Pero, ¿quién puede acosar a un niño?
«Canet solo será Ermua si los equidistantes habituales se deciden por una vez a moverse en la dirección correcta»
Seguramente ya se ha dicho todo lo que tenía que decirse sobre el caso de la familia de Canet del Mar que reclama que el colegio de su hijo cumpla con la exigua cuota del 25% de docencia en castellano que, tal como los tribunales de justicia han recordado en varias ocasiones al gobierno catalán, contempla la ley vigente. David Mejía ha señalado en este mismo periódico que el acoso al pequeño —cinco años— es otro de los productos que viene manufacturando desde hace décadas la industria del odio nacionalista y se ha preguntado si quizá Canet no podría convertirse en una nueva Ermua. O sea, en un lugar que marcase y simbolizase a la vez un cambio de opinión sobre la legitimidad de las políticas de nacionalización aplicadas por los sucesivos gobiernos nacionalistas, con el apoyo tácito de sus compañeros de viaje en la izquierda catalanista, desde comienzos de los años 80.

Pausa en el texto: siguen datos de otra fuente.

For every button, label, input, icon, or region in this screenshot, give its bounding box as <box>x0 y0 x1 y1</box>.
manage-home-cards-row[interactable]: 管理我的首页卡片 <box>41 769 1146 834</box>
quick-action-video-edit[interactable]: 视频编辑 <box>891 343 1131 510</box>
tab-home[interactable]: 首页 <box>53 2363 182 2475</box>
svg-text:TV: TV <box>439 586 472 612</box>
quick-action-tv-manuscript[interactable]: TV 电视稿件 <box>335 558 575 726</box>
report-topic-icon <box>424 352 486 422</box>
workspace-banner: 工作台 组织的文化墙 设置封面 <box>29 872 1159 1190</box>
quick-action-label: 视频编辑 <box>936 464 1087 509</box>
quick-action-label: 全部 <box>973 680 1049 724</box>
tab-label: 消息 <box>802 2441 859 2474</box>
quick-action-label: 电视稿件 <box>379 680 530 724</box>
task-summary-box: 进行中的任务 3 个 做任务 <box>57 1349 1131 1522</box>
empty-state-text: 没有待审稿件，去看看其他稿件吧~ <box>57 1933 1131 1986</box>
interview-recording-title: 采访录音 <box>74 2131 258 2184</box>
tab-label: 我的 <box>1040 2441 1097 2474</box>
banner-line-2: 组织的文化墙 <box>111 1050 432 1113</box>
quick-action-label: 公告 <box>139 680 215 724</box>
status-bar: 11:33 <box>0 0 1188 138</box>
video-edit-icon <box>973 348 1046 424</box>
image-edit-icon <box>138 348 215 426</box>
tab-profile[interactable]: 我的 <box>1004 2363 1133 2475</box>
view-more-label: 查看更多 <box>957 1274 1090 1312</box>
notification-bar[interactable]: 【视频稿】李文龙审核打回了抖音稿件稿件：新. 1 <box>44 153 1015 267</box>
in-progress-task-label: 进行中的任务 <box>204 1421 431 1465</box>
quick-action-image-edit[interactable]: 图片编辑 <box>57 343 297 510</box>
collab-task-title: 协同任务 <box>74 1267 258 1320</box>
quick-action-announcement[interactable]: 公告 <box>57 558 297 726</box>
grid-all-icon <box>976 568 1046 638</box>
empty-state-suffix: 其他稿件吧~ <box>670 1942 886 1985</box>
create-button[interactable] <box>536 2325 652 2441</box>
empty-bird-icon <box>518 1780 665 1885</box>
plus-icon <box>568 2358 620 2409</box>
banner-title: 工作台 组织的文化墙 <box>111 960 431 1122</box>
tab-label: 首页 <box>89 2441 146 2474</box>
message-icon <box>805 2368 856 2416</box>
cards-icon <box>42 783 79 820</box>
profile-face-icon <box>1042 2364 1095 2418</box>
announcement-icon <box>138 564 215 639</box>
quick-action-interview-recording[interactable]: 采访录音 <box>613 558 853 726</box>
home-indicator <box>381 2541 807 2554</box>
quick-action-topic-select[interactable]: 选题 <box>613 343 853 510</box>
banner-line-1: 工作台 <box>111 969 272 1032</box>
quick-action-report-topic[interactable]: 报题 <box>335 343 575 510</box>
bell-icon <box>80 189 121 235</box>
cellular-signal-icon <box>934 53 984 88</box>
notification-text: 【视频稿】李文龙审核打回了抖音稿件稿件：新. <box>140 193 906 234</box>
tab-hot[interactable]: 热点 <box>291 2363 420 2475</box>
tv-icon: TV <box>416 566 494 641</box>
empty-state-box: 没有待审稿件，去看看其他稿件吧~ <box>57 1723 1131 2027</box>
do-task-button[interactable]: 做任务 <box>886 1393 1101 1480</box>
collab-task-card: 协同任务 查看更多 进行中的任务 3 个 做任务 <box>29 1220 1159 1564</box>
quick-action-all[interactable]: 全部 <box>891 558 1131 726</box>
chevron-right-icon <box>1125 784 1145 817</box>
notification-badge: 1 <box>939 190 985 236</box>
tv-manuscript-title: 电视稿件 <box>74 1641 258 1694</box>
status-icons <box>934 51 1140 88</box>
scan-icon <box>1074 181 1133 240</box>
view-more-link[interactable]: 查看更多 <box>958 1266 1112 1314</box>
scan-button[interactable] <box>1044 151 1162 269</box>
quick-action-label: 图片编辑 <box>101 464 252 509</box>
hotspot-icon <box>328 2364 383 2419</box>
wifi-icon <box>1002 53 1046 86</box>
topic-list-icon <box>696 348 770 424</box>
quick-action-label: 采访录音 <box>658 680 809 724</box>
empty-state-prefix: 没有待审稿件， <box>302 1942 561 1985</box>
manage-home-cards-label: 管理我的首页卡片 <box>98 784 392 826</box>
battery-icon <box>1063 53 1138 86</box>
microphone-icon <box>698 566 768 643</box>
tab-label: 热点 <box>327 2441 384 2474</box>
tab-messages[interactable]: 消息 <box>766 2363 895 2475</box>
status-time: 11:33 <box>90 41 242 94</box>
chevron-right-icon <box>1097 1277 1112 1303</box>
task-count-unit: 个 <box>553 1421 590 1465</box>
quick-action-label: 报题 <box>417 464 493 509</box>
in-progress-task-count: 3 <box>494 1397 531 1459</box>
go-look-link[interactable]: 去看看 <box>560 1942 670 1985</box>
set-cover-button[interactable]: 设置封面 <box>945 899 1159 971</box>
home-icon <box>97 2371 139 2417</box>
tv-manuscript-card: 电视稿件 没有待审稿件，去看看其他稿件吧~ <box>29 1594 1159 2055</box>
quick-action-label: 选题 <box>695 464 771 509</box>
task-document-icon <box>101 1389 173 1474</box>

Todo puede ser; cosas más raras se han visto. Aunque se antoja improbable: si la violación del orden constitucional que conocemos como procés condujo a la elección de quienes lo urdieron como socios preferentes del gobierno, no se ve por qué arremeter contra una familia que defiende sus derechos y poner a un niño en la picota habría de merecer mayor reproche por parte de los aficionados a la equidistancia. Es verdad que este triste asunto posee la truculenta ventaja de la concreción. Frente a la abstracción conceptual de los derechos y la frialdad de las estadísticas sobre hábitos lingüísticos, lo que tenemos aquí delante es eso que Elías Canetti llamaba una «masa de acoso» dedicada a formular amenazas de tipo mafioso: mientras no toquéis aquello que consideramos nuestro, nos llevaremos bien, pero mucho cuidado con llevarnos la contraria. Pero acosar a un niño y señalar a su familia no acaba de estar bien visto: la xenofobia conoce envoltorios más presentables. La sentimentalización de la política puede jugar en contra de los adalides del un sol poble cuando el objetivo de sus fobias es un pobre niño que ni siquiera sabe lo que es una «nacionalidad histórica». Quizá no lo sabe nadie, por otro lado.
En todo caso, Canet solo será Ermua si los equidistantes habituales se deciden por una vez a moverse en la dirección correcta. Se me dirá que constituye un atrevimiento hablar de posiciones «correctas» en un marco de relativismo cultural: ¿quién sabe lo que está bien y lo que está mal? Vamos a intentarlo: imagino que podemos estar de acuerdo en que hay que dejar a los niños en paz; el siguiente paso sería coincidir en que tampoco debiera estigmatizarse a una familia que reclama el cumplimiento de la ley; con algún esfuerzo, quizá podamos también llegar a la conclusión de que el Gobierno catalán no debe desobedecer a los tribunales de justicia. Podemos dejar para otro día la discusión acerca de la idoneidad del modelo de inmersión lingüística: según nuestros más prestigiosos editorialistas, se trata de un modelo de éxito incontestable que asegura la cohesión de la sociedad catalana.
Moderemos nuestro entusiasmo: tal como puede comprobarse en el caso de Juana Rivas, mártir del feminismo oficialista, los niños cuentan poco si se trata de defender una causa sagrada. Siempre se puede aducir que acosados y denunciantes pertenecen a la «extrema derecha», un abracadabra rutinario que sigue teniendo efectos mágicos sobre la percepción de muchos españoles. A cambio, es justo reconocer que las redes sociales y los medios digitales han demostrado su utilidad: por mucho que nos desesperen sus peores rasgos, ya que también sirven para realizar señalamientos y alentar escraches, es dudoso que los medios tradicionales hubieran logrado por sí solos capturar de manera sostenida la atención pública sobre esta deprimente exhibición de miseria moral. ¡Algo es algo! Por lo demás, el Gobierno de la nación parece tener poco interesante que decir; cabe preguntarse por qué su conocida afición al moralismo no ha encontrado aquí ocasión de ejercitarse. Quizá solo quiera que, entrado ya el mes de diciembre, tengamos las fiestas en paz: empezando, claro, por la suya.